Cette pratique du palais de l’Élysée ne fait ni société ni humanité. Pis, face aux « nouveaux Nouveaux Mondes », ainsi que les a magistralement qualifiés Georges Balandier, elle casse l’unité des acteurs de leur nécessaire civilisation.
La loi aujourd'hui déposée sur nos pupitres glorifie la concurrence « libre et non faussée », et administrée. Cette glorification, je ne l’entonne pas : je suis pour la remise sur le métier, afin d’aller vers un accord d’avenir que pourront signer ensemble, après y avoir participé, Piccoli et Gréco, Garrel et Balibar et, avec eux, des internautes.
Nous continuerons de dénoncer l’instrumentalisation de toutes les questions artistiques et technologiques, qui sont inséparables de la question sociale et qui cognent farouchement à la porte de la société France comme alentour. Ces questions concernent les auteurs, qui ont à faire avec les nouvelles technologies, et les trouvailles qu’elles leur permettent. Elles concernent la jeunesse, qui vient naturellement par internet au monde de la connaissance et de l’imaginaire.

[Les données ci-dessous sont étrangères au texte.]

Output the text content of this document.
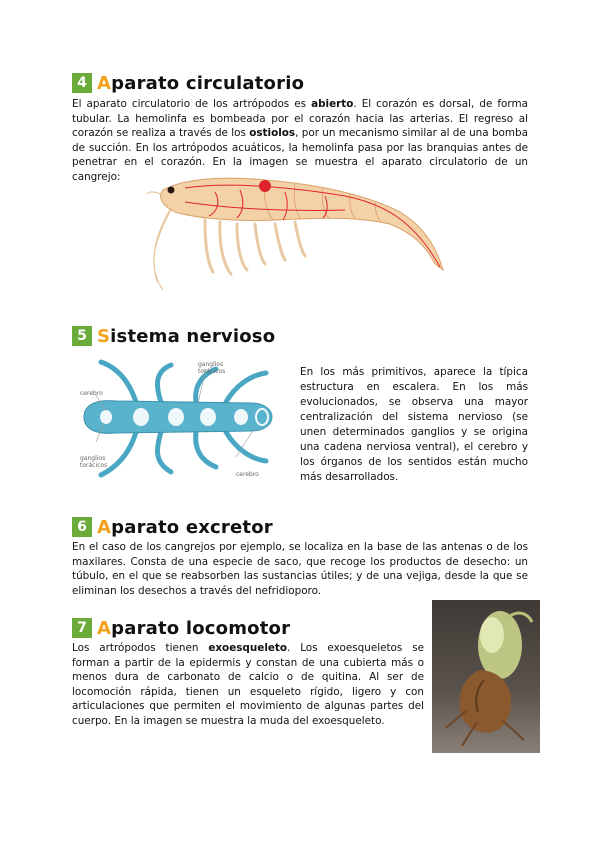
4 Aparato circulatorio

El aparato circulatorio de los artrópodos es abierto. El corazón es dorsal, de forma tubular. La hemolinfa es bombeada por el corazón hacia las arterias. El regreso al corazón se realiza a través de los ostiolos, por un mecanismo similar al de una bomba de succión. En los artrópodos acuáticos, la hemolinfa pasa por las branquias antes de penetrar en el corazón. En la imagen se muestra el aparato circulatorio de un cangrejo:

5 Sistema nervioso
ganglios torácicos
cerebro
ganglios torácicos
cerebro

En los más primitivos, aparece la típica estructura en escalera. En los más evolucionados, se observa una mayor centralización del sistema nervioso (se unen determinados ganglios y se origina una cadena nerviosa ventral), el cerebro y los órganos de los sentidos están mucho más desarrollados.

6 Aparato excretor

En el caso de los cangrejos por ejemplo, se localiza en la base de las antenas o de los maxilares. Consta de una especie de saco, que recoge los productos de desecho: un túbulo, en el que se reabsorben las sustancias útiles; y de una vejiga, desde la que se eliminan los desechos a través del nefridioporo.

7 Aparato locomotor

Los artrópodos tienen exoesqueleto. Los exoesqueletos se forman a partir de la epidermis y constan de una cubierta más o menos dura de carbonato de calcio o de quitina. Al ser de locomoción rápida, tienen un esqueleto rígido, ligero y con articulaciones que permiten el movimiento de algunas partes del cuerpo. En la imagen se muestra la muda del exoesqueleto.
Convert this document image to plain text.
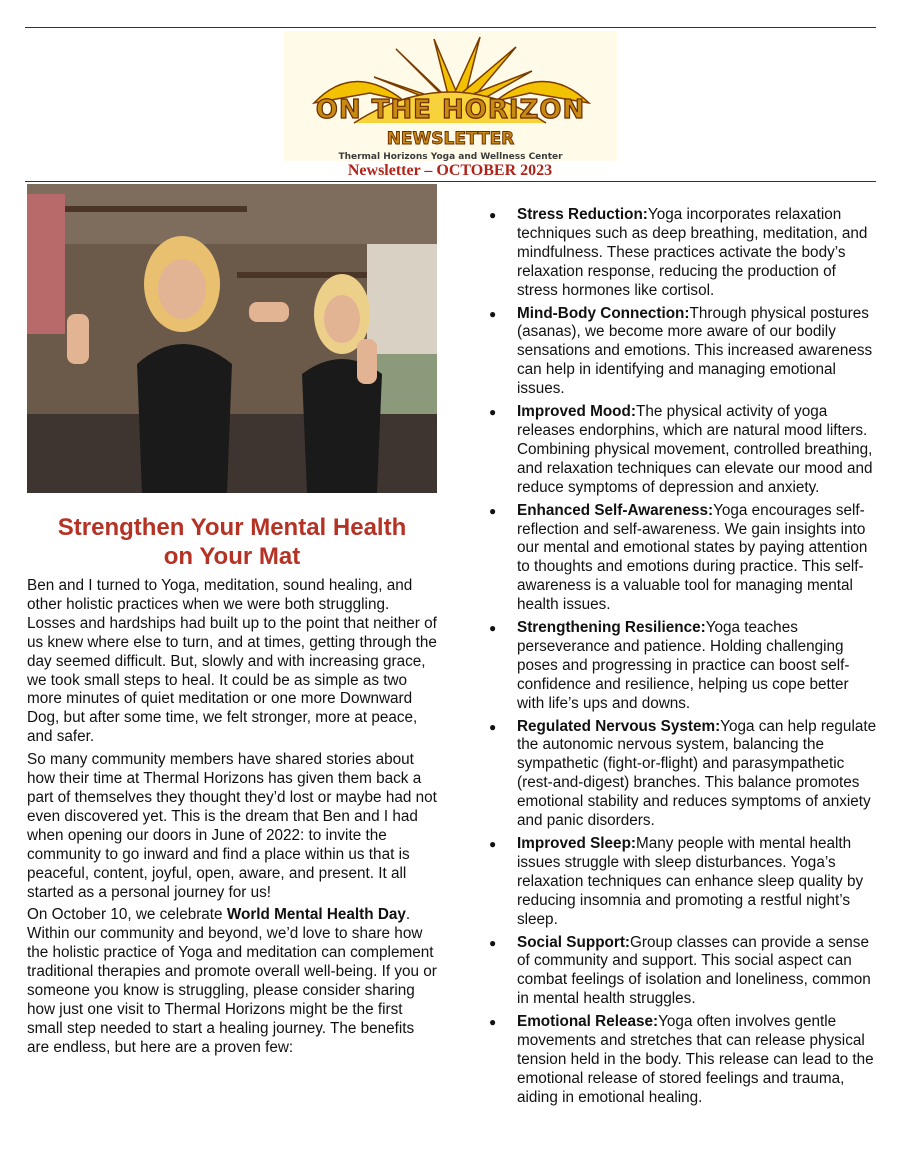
ON THE HORIZON
NEWSLETTER
Thermal Horizons Yoga and Wellness Center
Newsletter – OCTOBER 2023
Strengthen Your Mental Health
on Your Mat

Ben and I turned to Yoga, meditation, sound healing, and other holistic practices when we were both struggling. Losses and hardships had built up to the point that neither of us knew where else to turn, and at times, getting through the day seemed difficult. But, slowly and with increasing grace, we took small steps to heal. It could be as simple as two more minutes of quiet meditation or one more Downward Dog, but after some time, we felt stronger, more at peace, and safer.

So many community members have shared stories about how their time at Thermal Horizons has given them back a part of themselves they thought they’d lost or maybe had not even discovered yet. This is the dream that Ben and I had when opening our doors in June of 2022: to invite the community to go inward and find a place within us that is peaceful, content, joyful, open, aware, and present. It all started as a personal journey for us!

On October 10, we celebrate World Mental Health Day. Within our community and beyond, we’d love to share how the holistic practice of Yoga and meditation can complement traditional therapies and promote overall well-being. If you or someone you know is struggling, please consider sharing how just one visit to Thermal Horizons might be the first small step needed to start a healing journey. The benefits are endless, but here are a proven few:

● Stress Reduction:Yoga incorporates relaxation techniques such as deep breathing, meditation, and mindfulness. These practices activate the body’s relaxation response, reducing the production of stress hormones like cortisol.
● Mind-Body Connection:Through physical postures (asanas), we become more aware of our bodily sensations and emotions. This increased awareness can help in identifying and managing emotional issues.
● Improved Mood:The physical activity of yoga releases endorphins, which are natural mood lifters. Combining physical movement, controlled breathing, and relaxation techniques can elevate our mood and reduce symptoms of depression and anxiety.
● Enhanced Self-Awareness:Yoga encourages self-reflection and self-awareness. We gain insights into our mental and emotional states by paying attention to thoughts and emotions during practice. This self-awareness is a valuable tool for managing mental health issues.
● Strengthening Resilience:Yoga teaches perseverance and patience. Holding challenging poses and progressing in practice can boost self-confidence and resilience, helping us cope better with life’s ups and downs.
● Regulated Nervous System:Yoga can help regulate the autonomic nervous system, balancing the sympathetic (fight-or-flight) and parasympathetic (rest-and-digest) branches. This balance promotes emotional stability and reduces symptoms of anxiety and panic disorders.
● Improved Sleep:Many people with mental health issues struggle with sleep disturbances. Yoga’s relaxation techniques can enhance sleep quality by reducing insomnia and promoting a restful night’s sleep.
● Social Support:Group classes can provide a sense of community and support. This social aspect can combat feelings of isolation and loneliness, common in mental health struggles.
● Emotional Release:Yoga often involves gentle movements and stretches that can release physical tension held in the body. This release can lead to the emotional release of stored feelings and trauma, aiding in emotional healing.
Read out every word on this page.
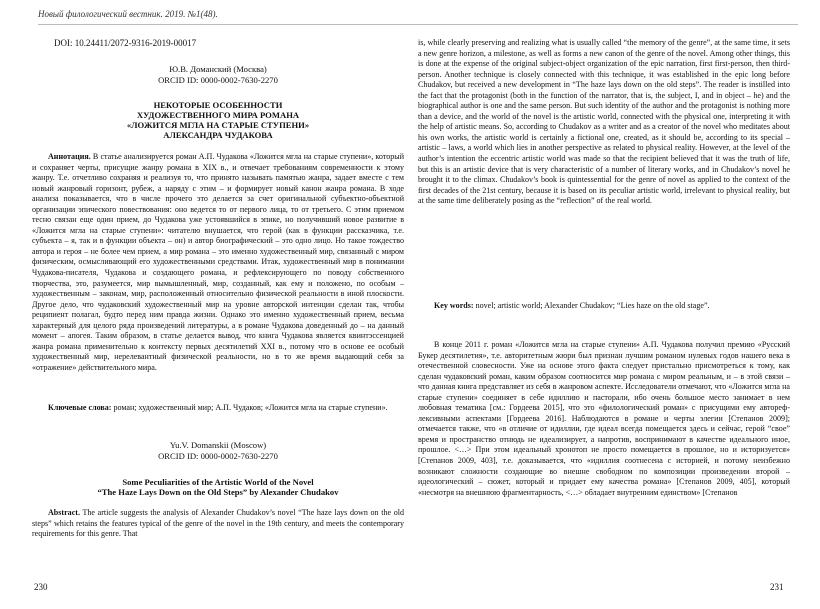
Новый филологический вестник. 2019. №1(48).
DOI: 10.24411/2072-9316-2019-00017
Ю.В. Доманский (Москва)
ORCID ID: 0000-0002-7630-2270
НЕКОТОРЫЕ ОСОБЕННОСТИ
ХУДОЖЕСТВЕННОГО МИРА РОМАНА
«ЛОЖИТСЯ МГЛА НА СТАРЫЕ СТУПЕНИ»
АЛЕКСАНДРА ЧУДАКОВА
Аннотация. В статье анализируется роман А.П. Чудакова «Ложится мгла на старые ступени», который и сохраняет черты, присущие жанру романа в XIX в., и отвечает требованиям современности к этому жанру. Т.е. отчетливо сохраняя и реализуя то, что принято называть памятью жанра, задает вместе с тем новый жанровый горизонт, рубеж, а наряду с этим – и формирует новый канон жанра романа. В ходе анализа показывается, что в числе прочего это делается за счет оригинальной субъектно-объектной организации эпического повествования: оно ведется то от первого лица, то от третьего. С этим приемом тесно связан еще один прием, до Чудакова уже устоявшийся в эпике, но получивший новое развитие в «Ложится мгла на старые ступени»: читателю внушается, что герой (как в функции рассказчика, т.е. субъекта – я, так и в функции объекта – он) и автор биографический – это одно лицо. Но такое тождество автора и героя – не более чем прием, а мир романа – это именно художественный мир, связанный с миром физическим, осмысливающий его художественными средствами. Итак, художественный мир в понимании Чудакова-писателя, Чудакова и создающего романа, и рефлексирующего по поводу собственного творчества, это, разумеется, мир вымышленный, мир, созданный, как ему и положено, по особым – художественным – законам, мир, расположенный относительно физической реальности в иной плоскости. Другое дело, что чудаковский художественный мир на уровне авторской интенции сделан так, чтобы реципиент полагал, будто перед ним правда жизни. Однако это именно художественный прием, весьма характерный для целого ряда произведений литературы, а в романе Чудакова доведенный до – на данный момент – апогея. Таким образом, в статье делается вывод, что книга Чудакова является квинтэссенцией жанра романа применительно к контексту первых десятилетий XXI в., потому что в основе ее особый художественный мир, нерелевантный физической реальности, но в то же время выдающий себя за «отражение» действительного мира.
Ключевые слова: роман; художественный мир; А.П. Чудаков; «Ложится мгла на старые ступени».
Yu.V. Domanskii (Moscow)
ORCID ID: 0000-0002-7630-2270
Some Peculiarities of the Artistic World of the Novel
“The Haze Lays Down on the Old Steps” by Alexander Chudakov
Abstract. The article suggests the analysis of Alexander Chudakov’s novel “The haze lays down on the old steps” which retains the features typical of the genre of the novel in the 19th century, and meets the contemporary requirements for this genre. That
230
is, while clearly preserving and realizing what is usually called “the memory of the genre”, at the same time, it sets a new genre horizon, a milestone, as well as forms a new canon of the genre of the novel. Among other things, this is done at the expense of the original subject-object organization of the epic narration, first first-person, then third-person. Another technique is closely connected with this technique, it was established in the epic long before Chudakov, but received a new development in “The haze lays down on the old steps”. The reader is instilled into the fact that the protagonist (both in the function of the narrator, that is, the subject, I, and in object – he) and the biographical author is one and the same person. But such identity of the author and the protagonist is nothing more than a device, and the world of the novel is the artistic world, connected with the physical one, interpreting it with the help of artistic means. So, according to Chudakov as a writer and as a creator of the novel who meditates about his own works, the artistic world is certainly a fictional one, created, as it should be, according to its special – artistic – laws, a world which lies in another perspective as related to physical reality. However, at the level of the author’s intention the eccentric artistic world was made so that the recipient believed that it was the truth of life, but this is an artistic device that is very characteristic of a number of literary works, and in Chudakov’s novel he brought it to the climax. Chudakov’s book is quintessential for the genre of novel as applied to the context of the first decades of the 21st century, because it is based on its peculiar artistic world, irrelevant to physical reality, but at the same time deliberately posing as the “reflection” of the real world.
Key words: novel; artistic world; Alexander Chudakov; “Lies haze on the old stage”.
В конце 2011 г. роман «Ложится мгла на старые ступени» А.П. Чудакова получил премию «Русский Букер десятилетия», т.е. авторитетным жюри был признан лучшим романом нулевых годов нашего века в отечественной словесности. Уже на основе этого факта следует пристально присмотреться к тому, как сделан чудаковский роман, каким образом соотносится мир романа с миром реальным, и – в этой связи – что данная книга представляет из себя в жанровом аспекте. Исследователи отмечают, что «Ложится мгла на старые ступени» соединяет в себе идиллию и пасторали, ибо очень большое место занимает в нем любовная тематика [см.: Гордеева 2015], что это «филологический роман» с присущими ему авторефлексивными аспектами [Гордеева 2016]. Наблюдаются в романе и черты элегии [Степанов 2009]; отмечается также, что «в отличие от идиллии, где идеал всегда помещается здесь и сейчас, герой “свое” время и пространство отнюдь не идеализирует, а напротив, воспринимают в качестве идеального иное, прошлое. <…> При этом идеальный хронотоп не просто помещается в прошлое, но и историзуется» [Степанов 2009, 403], т.е. доказывается, что «идиллия соотнесена с историей, и потому неизбежно возникают сложности создающие во внешне свободном по композиции произведении второй – идеологический – сюжет, который и придает ему качества романа» [Степанов 2009, 405], который «несмотря на внешнюю фрагментарность, <…> обладает внутренним единством» [Степанов
231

Et nous les laisserions avoir soif près de la fontaine !
Aussi avons-nous mis en mots quelques amendements, qui s’appuient sur la formule d’Aragon : « se souvenir de l’avenir ». Voilà ce qui inspire ce énième débat, compliqué par une délibération du Parlement européen sur internet et la création.
L’approche du pouvoir crée un monde des issues fermées. Nous proposons un monde des issues ouvertes. Un auteur prophétisait « la fin de l’éternel ». « Nous nous contenterons de travailler à la fin de l’immobile », écrivait René Crevel.
Soyons décoincés et décoinçants ! Sur ce sujet, il n’existe pas d’incompatibilité véritable, sauf à adopter la solution démagogique qui est proposée. Car, dans la société internet telle qu’elle fonctionne aujourd'hui, on paie les appareils, mais on récuse le paiement de ce qui en fait fondamentalement la valeur, à savoir les contenus, les créations, et cela n’est pas acceptable.
Étant donné le nœud de contradictions que recèle ce projet de loi et les nombreux problèmes dont il sera source, le groupe auquel j’appartiens refusera catégoriquement de voter. (Applaudissements sur les travées du groupe CRC-SPG et du groupe socialiste.)